Some of the most important buildings on campus, namely the Student Recreation Center, the Manuel T. Pacheco Integrated Learning Center, the Henry Koffler building, the renovated Park Student Union and, most of all, the new Student Union Memorial Center, have all been built within the last 30 years.
Furthermore, according the 2004-05 UA Factbook, the campus has increased in size by more than 1 million square feet in just the last 10 years. In that same period of time, the university erected nine new buildings, a fact that any student who has had to walk around enormous construction sites to get to class can attest to.
The UA is a completely different entity than it was 30 years ago.
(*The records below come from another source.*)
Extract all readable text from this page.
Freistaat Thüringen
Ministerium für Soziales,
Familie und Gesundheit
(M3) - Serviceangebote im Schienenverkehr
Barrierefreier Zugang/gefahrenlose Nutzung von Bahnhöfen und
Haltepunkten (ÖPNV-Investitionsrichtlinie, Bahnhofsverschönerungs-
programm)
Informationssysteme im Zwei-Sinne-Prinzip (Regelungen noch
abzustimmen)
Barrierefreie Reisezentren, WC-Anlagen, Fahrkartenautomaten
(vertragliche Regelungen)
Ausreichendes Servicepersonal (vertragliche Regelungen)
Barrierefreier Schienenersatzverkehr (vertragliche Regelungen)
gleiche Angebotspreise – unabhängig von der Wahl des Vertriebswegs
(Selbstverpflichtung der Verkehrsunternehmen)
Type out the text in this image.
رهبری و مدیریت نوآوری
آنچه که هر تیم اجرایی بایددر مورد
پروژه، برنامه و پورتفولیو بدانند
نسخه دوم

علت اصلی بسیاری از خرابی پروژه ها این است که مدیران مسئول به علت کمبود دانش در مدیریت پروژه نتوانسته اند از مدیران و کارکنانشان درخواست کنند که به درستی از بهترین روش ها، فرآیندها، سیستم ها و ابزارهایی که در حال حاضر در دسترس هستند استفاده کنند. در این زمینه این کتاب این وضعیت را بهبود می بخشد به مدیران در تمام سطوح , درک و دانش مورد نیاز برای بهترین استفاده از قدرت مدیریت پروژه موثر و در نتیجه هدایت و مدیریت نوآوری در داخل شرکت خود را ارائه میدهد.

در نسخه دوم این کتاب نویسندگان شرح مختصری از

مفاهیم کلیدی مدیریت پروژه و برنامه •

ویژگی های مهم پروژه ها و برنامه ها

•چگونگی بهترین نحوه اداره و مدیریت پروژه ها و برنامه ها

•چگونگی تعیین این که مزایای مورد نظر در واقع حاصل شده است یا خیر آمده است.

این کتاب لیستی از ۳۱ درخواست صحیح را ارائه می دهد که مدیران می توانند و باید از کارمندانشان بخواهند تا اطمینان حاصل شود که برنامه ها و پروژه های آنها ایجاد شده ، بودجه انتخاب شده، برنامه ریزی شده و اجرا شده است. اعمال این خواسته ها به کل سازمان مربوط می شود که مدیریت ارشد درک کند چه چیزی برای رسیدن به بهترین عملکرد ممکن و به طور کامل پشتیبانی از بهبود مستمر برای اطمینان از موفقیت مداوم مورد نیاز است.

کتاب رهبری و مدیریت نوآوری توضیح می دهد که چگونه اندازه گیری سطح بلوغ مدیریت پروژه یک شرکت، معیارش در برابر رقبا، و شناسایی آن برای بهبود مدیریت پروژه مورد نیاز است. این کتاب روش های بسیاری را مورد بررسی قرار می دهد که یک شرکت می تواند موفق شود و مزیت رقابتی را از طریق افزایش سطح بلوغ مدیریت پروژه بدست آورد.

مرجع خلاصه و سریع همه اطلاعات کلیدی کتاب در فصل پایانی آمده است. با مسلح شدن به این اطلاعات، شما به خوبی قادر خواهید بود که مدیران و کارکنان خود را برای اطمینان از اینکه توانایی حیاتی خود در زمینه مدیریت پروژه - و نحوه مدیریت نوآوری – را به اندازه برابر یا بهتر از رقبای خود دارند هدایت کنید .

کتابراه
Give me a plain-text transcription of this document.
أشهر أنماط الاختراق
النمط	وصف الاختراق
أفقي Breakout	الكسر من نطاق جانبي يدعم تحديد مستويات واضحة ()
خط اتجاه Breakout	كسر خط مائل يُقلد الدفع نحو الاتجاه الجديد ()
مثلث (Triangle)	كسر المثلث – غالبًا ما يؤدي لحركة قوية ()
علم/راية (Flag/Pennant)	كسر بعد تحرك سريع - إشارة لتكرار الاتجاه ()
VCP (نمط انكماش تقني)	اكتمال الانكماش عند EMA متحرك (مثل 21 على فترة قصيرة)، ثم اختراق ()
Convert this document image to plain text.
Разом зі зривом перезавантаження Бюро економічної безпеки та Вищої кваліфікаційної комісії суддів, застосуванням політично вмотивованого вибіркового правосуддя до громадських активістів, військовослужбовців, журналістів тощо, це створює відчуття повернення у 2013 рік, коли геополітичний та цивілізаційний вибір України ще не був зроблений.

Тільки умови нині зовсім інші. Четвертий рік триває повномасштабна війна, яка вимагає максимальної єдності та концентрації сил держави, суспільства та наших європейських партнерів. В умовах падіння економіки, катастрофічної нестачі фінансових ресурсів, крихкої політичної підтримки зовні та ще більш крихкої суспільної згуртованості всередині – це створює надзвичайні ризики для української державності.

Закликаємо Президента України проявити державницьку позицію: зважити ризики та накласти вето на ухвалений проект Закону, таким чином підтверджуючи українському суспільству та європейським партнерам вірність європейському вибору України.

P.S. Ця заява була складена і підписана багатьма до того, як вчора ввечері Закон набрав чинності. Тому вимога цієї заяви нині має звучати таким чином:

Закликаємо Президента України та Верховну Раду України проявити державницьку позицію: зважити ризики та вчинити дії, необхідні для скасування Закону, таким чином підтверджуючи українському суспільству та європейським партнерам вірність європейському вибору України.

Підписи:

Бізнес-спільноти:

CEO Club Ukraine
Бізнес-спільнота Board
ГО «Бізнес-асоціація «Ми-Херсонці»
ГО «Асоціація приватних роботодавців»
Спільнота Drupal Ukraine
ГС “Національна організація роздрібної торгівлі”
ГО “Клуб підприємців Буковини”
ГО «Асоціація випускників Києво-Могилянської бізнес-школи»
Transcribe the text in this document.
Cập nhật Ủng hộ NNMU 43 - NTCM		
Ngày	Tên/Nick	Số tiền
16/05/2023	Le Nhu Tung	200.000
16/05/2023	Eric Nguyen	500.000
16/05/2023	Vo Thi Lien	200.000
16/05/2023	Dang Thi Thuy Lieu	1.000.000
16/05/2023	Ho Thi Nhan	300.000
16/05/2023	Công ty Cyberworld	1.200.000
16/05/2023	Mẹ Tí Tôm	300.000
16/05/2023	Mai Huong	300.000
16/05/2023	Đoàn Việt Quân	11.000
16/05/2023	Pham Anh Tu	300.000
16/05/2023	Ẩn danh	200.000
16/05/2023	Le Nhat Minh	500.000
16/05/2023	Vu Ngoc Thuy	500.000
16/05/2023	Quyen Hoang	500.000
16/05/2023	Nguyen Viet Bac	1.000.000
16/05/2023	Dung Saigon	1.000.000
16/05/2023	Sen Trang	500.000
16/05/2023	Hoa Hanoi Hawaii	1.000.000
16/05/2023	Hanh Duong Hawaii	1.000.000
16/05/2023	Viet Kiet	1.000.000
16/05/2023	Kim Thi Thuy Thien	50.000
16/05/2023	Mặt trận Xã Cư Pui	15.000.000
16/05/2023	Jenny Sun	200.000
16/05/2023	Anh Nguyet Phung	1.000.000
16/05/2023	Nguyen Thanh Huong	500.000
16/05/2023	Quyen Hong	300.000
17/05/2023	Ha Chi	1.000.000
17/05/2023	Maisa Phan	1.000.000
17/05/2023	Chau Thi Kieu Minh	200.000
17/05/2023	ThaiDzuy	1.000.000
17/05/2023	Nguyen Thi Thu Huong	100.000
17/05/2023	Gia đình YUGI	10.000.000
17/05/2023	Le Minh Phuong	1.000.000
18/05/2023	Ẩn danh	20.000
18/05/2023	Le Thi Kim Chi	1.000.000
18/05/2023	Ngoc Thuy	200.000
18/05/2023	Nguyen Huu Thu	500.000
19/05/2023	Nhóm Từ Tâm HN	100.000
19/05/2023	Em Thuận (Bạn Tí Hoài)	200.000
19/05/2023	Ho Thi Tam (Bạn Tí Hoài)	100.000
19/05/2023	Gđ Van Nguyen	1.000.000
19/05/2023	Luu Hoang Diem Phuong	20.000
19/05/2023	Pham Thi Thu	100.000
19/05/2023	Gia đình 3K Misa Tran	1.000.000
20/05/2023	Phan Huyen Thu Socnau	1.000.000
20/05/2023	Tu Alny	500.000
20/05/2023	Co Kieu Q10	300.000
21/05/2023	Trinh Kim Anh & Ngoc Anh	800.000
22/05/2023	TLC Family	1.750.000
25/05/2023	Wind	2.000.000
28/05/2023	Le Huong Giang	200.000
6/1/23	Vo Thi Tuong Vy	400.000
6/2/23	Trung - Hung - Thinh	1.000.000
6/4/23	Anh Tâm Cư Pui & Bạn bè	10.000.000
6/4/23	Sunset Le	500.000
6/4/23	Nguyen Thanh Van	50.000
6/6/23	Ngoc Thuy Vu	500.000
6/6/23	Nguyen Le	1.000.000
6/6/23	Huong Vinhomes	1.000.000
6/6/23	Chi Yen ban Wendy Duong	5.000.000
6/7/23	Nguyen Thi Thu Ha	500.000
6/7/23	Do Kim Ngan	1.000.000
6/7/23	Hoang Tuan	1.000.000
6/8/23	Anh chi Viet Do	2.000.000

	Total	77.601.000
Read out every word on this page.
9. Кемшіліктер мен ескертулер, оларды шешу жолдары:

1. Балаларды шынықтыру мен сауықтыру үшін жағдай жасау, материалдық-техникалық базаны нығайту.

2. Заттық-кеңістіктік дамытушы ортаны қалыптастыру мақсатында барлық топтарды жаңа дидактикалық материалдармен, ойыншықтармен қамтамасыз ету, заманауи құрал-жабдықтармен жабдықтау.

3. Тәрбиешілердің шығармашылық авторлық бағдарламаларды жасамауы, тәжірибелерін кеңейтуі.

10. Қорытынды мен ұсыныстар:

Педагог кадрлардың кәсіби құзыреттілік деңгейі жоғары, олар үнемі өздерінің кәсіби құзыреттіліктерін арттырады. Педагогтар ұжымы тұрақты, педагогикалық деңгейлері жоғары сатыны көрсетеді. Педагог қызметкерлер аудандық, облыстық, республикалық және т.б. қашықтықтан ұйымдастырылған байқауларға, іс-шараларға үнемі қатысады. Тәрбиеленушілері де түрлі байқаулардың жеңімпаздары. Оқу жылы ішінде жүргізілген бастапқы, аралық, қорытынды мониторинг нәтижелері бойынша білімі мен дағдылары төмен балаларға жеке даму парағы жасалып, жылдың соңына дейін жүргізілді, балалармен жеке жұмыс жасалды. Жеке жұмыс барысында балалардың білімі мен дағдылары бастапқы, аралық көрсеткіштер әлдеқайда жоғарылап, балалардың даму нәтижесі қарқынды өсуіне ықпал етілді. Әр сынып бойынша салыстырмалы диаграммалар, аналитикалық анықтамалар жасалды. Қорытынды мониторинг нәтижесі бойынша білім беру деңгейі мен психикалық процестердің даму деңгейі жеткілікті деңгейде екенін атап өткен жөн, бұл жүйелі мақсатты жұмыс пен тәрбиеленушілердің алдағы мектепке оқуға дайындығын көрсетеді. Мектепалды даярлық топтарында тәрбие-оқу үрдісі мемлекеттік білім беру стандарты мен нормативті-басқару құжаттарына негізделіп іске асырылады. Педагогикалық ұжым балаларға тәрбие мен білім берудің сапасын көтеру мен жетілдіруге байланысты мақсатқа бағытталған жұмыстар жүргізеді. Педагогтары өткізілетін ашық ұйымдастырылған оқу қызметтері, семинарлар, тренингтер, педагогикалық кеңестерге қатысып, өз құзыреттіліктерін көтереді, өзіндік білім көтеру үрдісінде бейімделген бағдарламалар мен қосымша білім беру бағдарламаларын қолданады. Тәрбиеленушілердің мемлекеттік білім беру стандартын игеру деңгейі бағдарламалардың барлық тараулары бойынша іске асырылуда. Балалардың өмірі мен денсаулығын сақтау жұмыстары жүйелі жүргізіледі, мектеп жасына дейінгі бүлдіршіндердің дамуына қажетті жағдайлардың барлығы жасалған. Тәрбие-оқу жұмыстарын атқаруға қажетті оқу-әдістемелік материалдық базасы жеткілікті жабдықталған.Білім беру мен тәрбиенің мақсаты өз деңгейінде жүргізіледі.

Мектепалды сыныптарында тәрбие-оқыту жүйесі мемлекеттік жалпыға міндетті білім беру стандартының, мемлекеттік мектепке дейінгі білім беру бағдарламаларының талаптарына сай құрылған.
Thanks to the innovations of the Internet age and the farsighted thinking of the administrators who embraced those innovations, all the teaching, learning, researching and even business that is conducted on a daily basis at the UA has been completely altered.
And the actual physical appearance of the campus itself has completely changed thanks to remarkably prodigious construction that has done just as much to increase the quality of life on campus as the aforementioned technological innovations.
Despite majoring in English in college, my father would be unable to find words to describe all the transformations that have occurred to his school since he matriculated more than 30 years ago.
The UA bears almost no resemblance to its 1970s version because of all of the changes that have taken place since then. Because of techno-happy administrators and a campus that has never stopped growing, those changes have definitely been for the better.